This week, climate change was on many people’s minds in the U.S. because of the brutal heat wave that struck the country, especially the Pacific Northwest, where Portland, Oregon, set temperature records on three consecutive days, and Seattle set two in a row.
More than 60 deaths that may have been heat-related were reported in Oregon, along with 10 times that many visits to emergency rooms and urgent-care clinics. In western Canada, there were hundreds more deaths than usual during those few days, leading officials to suspect they were related to the extreme temperatures in the region.
Surveys show that exposure to hot, dry days tends to make people more likely to say that they have experienced the effects of climate change, so the convergence of events in the West, where heat is combining with drought, may lead to greater support for climate legislation.
Coinciding with the heat wave, environmental and Indigenous activists descended on Washington, D.C., chaining themselves to White House gates as they called on President Joe Biden not to weaken his infrastructure proposal that he has been negotiating with Republicans in Congress. Critics fear that the bipartisan agreement that was reached could water down measures aimed at combating climate change.
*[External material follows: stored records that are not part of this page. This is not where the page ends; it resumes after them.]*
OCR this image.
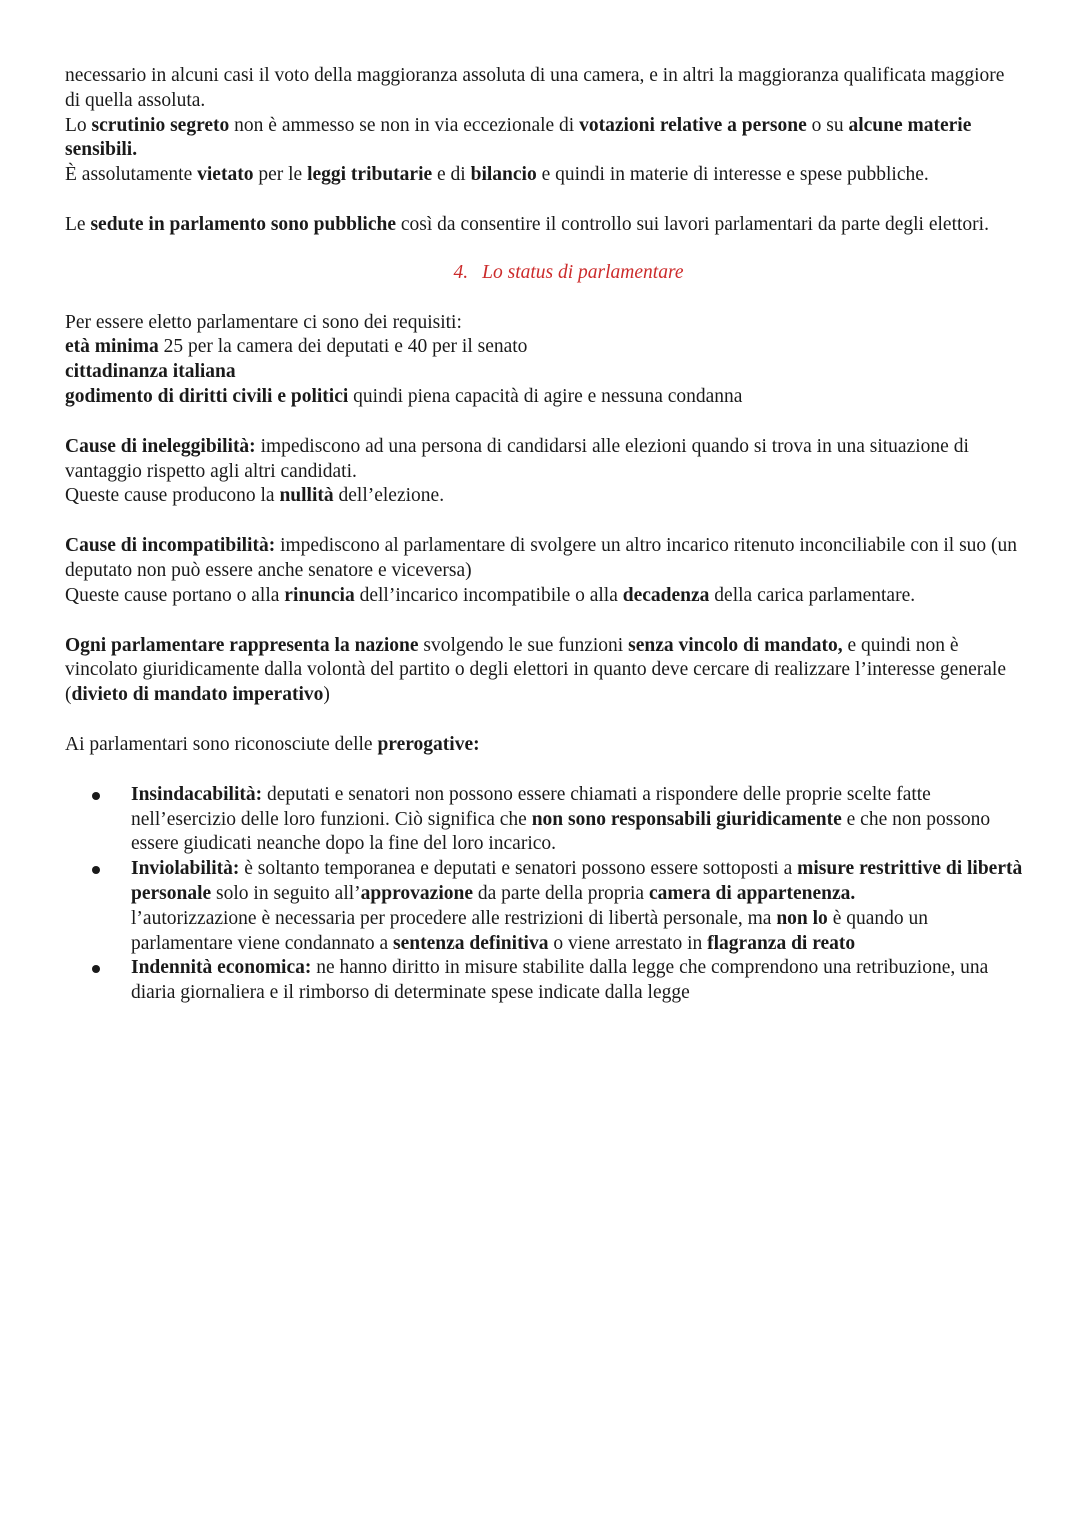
necessario in alcuni casi il voto della maggioranza assoluta di una camera, e in altri la maggioranza qualificata maggiore di quella assoluta.

Lo scrutinio segreto non è ammesso se non in via eccezionale di votazioni relative a persone o su alcune materie sensibili.

È assolutamente vietato per le leggi tributarie e di bilancio e quindi in materie di interesse e spese pubbliche.

Le sedute in parlamento sono pubbliche così da consentire il controllo sui lavori parlamentari da parte degli elettori.

4. Lo status di parlamentare

Per essere eletto parlamentare ci sono dei requisiti:

età minima 25 per la camera dei deputati e 40 per il senato

cittadinanza italiana

godimento di diritti civili e politici quindi piena capacità di agire e nessuna condanna

Cause di ineleggibilità: impediscono ad una persona di candidarsi alle elezioni quando si trova in una situazione di vantaggio rispetto agli altri candidati.

Queste cause producono la nullità dell’elezione.

Cause di incompatibilità: impediscono al parlamentare di svolgere un altro incarico ritenuto inconciliabile con il suo (un deputato non può essere anche senatore e viceversa)

Queste cause portano o alla rinuncia dell’incarico incompatibile o alla decadenza della carica parlamentare.

Ogni parlamentare rappresenta la nazione svolgendo le sue funzioni senza vincolo di mandato, e quindi non è vincolato giuridicamente dalla volontà del partito o degli elettori in quanto deve cercare di realizzare l’interesse generale (divieto di mandato imperativo)

Ai parlamentari sono riconosciute delle prerogative:

Insindacabilità: deputati e senatori non possono essere chiamati a rispondere delle proprie scelte fatte nell’esercizio delle loro funzioni. Ciò significa che non sono responsabili giuridicamente e che non possono essere giudicati neanche dopo la fine del loro incarico.
Inviolabilità: è soltanto temporanea e deputati e senatori possono essere sottoposti a misure restrittive di libertà personale solo in seguito all’approvazione da parte della propria camera di appartenenza.
l’autorizzazione è necessaria per procedere alle restrizioni di libertà personale, ma non lo è quando un parlamentare viene condannato a sentenza definitiva o viene arrestato in flagranza di reato
Indennità economica: ne hanno diritto in misure stabilite dalla legge che comprendono una retribuzione, una diaria giornaliera e il rimborso di determinate spese indicate dalla legge
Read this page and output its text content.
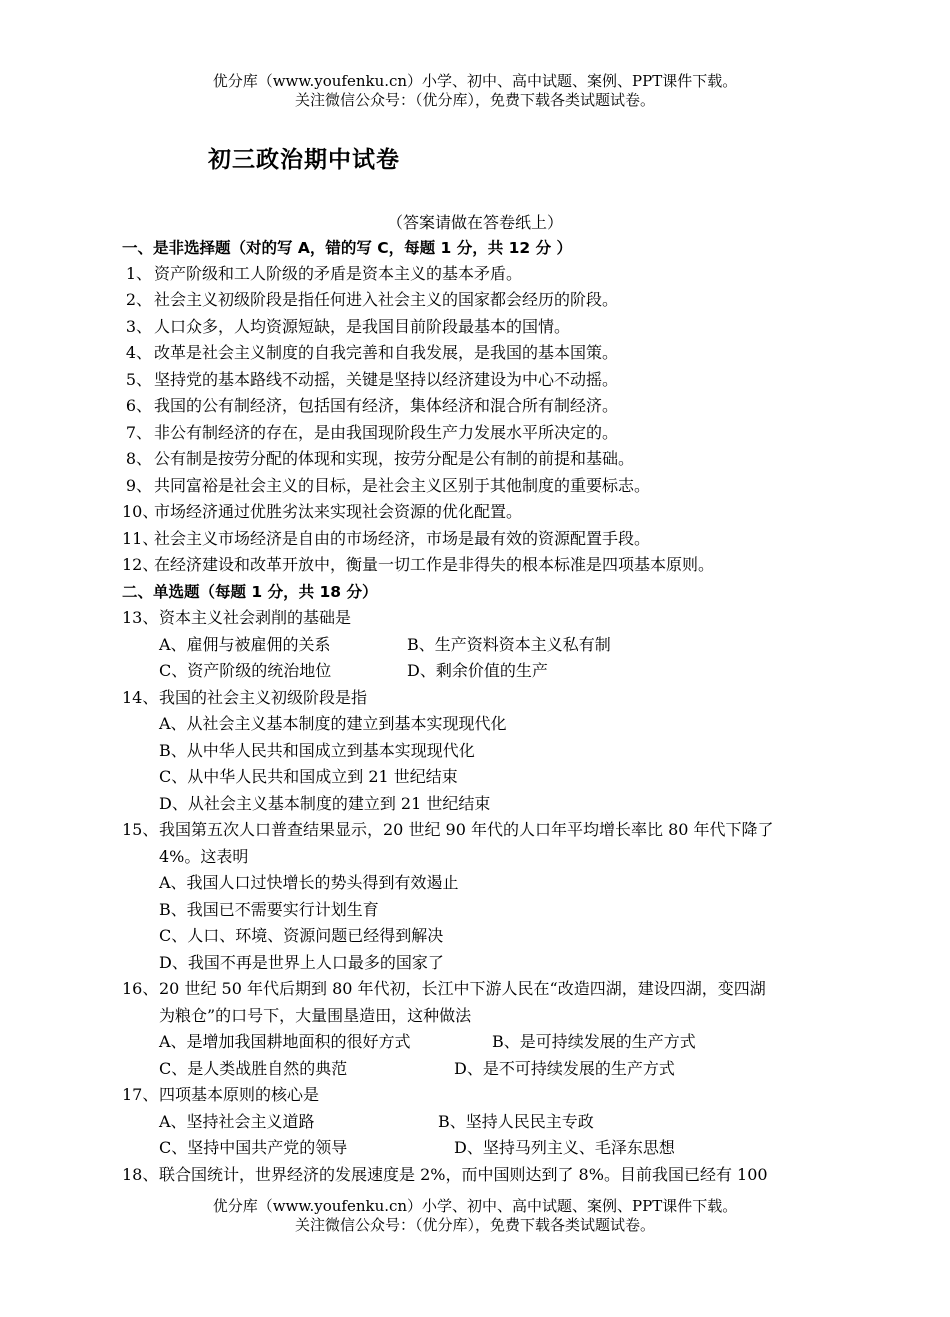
优分库（www.youfenku.cn）小学、初中、高中试题、案例、PPT课件下载。
关注微信公众号：（优分库），免费下载各类试题试卷。
初三政治期中试卷
（答案请做在答卷纸上）
一、是非选择题（对的写 A，错的写 C，每题 1 分，共 12 分 ）
1、 资产阶级和工人阶级的矛盾是资本主义的基本矛盾。
2、 社会主义初级阶段是指任何进入社会主义的国家都会经历的阶段。
3、 人口众多，人均资源短缺，是我国目前阶段最基本的国情。
4、 改革是社会主义制度的自我完善和自我发展，是我国的基本国策。
5、 坚持党的基本路线不动摇，关键是坚持以经济建设为中心不动摇。
6、 我国的公有制经济，包括国有经济，集体经济和混合所有制经济。
7、 非公有制经济的存在，是由我国现阶段生产力发展水平所决定的。
8、 公有制是按劳分配的体现和实现，按劳分配是公有制的前提和基础。
9、 共同富裕是社会主义的目标，是社会主义区别于其他制度的重要标志。
10、市场经济通过优胜劣汰来实现社会资源的优化配置。
11、社会主义市场经济是自由的市场经济，市场是最有效的资源配置手段。
12、在经济建设和改革开放中，衡量一切工作是非得失的根本标准是四项基本原则。
二、单选题（每题 1 分，共 18 分）
13、资本主义社会剥削的基础是
A、雇佣与被雇佣的关系	B、生产资料资本主义私有制
C、资产阶级的统治地位	D、剩余价值的生产
14、我国的社会主义初级阶段是指
A、从社会主义基本制度的建立到基本实现现代化
B、从中华人民共和国成立到基本实现现代化
C、从中华人民共和国成立到 21 世纪结束
D、从社会主义基本制度的建立到 21 世纪结束
15、我国第五次人口普查结果显示，20 世纪 90 年代的人口年平均增长率比 80 年代下降了
4%。这表明
A、我国人口过快增长的势头得到有效遏止
B、我国已不需要实行计划生育
C、人口、环境、资源问题已经得到解决
D、我国不再是世界上人口最多的国家了
16、20 世纪 50 年代后期到 80 年代初，长江中下游人民在“改造四湖，建设四湖，变四湖
为粮仓”的口号下，大量围垦造田，这种做法
A、是增加我国耕地面积的很好方式	B、是可持续发展的生产方式
C、是人类战胜自然的典范	D、是不可持续发展的生产方式
17、四项基本原则的核心是
A、坚持社会主义道路	B、坚持人民民主专政
C、坚持中国共产党的领导	D、坚持马列主义、毛泽东思想
18、联合国统计，世界经济的发展速度是 2%，而中国则达到了 8%。目前我国已经有 100
优分库（www.youfenku.cn）小学、初中、高中试题、案例、PPT课件下载。
关注微信公众号：（优分库），免费下载各类试题试卷。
The heat wave certainly underscores the urgency of legislation aimed at strengthening the country’s infrastructure in the face of climate change, as power cables for Portland’s rapid transit system melted and electricity use strained power grids. It remains to be seen whether the extreme weather out west will move the needle in Congress, but it may become more and more difficult for skeptical lawmakers to deny the consequences of a warming climate.
This was also a momentous week for EarthBeat, as the National Catholic Reporter Publishing Co. announced that it was divesting of fossil fuel stocks.
NCR environment correspondent Brian Roewe reported on the decision by the NCR board of directors, which unanimously approved adding to the company’s investment policy statement — the document that guides financial decisions related to its $12.7 million endowment — both a screen against fossil fuel companies and an endorsement of investments in renewable energies.
Roewe has been reporting for a number of years on the growing divestment movement in the Catholic Church. In some cases, students are pushing their universities to divest. In other cases, religious groups or organizations are making the decision based on faith, and financial, convictions.
Other groups, however, continue to hold just enough shares in fossil fuel companies that they can propose shareholder actions aimed at forcing the companies to be more accountable. In May, activist shareholders gained ground with efforts targeting ExxonMobil and Chevron.
This week, Claire Giangrave at Religion News Service takes a behind-the-scenes look at how faith groups and participants in the Vatican-promoted “Economy of Francesco” project played a key role in those shareholder actions.
Activist shareholders are not the only ones taking aim at fossil fuel companies. There is a growing wave of lawsuits by cities and states around the U.S. that are based on the growing evidence that oil and gas companies have known for decades that the burning of fossil fuels was causing Earth’s climate to warm abnormally, but covered up that research.
Chris McGreal at The Guardian provides a good overview of the issue. And Sarah DeWeerdt at The Anthropocene reports on a study that indicates that climate lawsuits could be more successful in linking government or corporate actions to harm from climate change if they made better use of scientific evidence.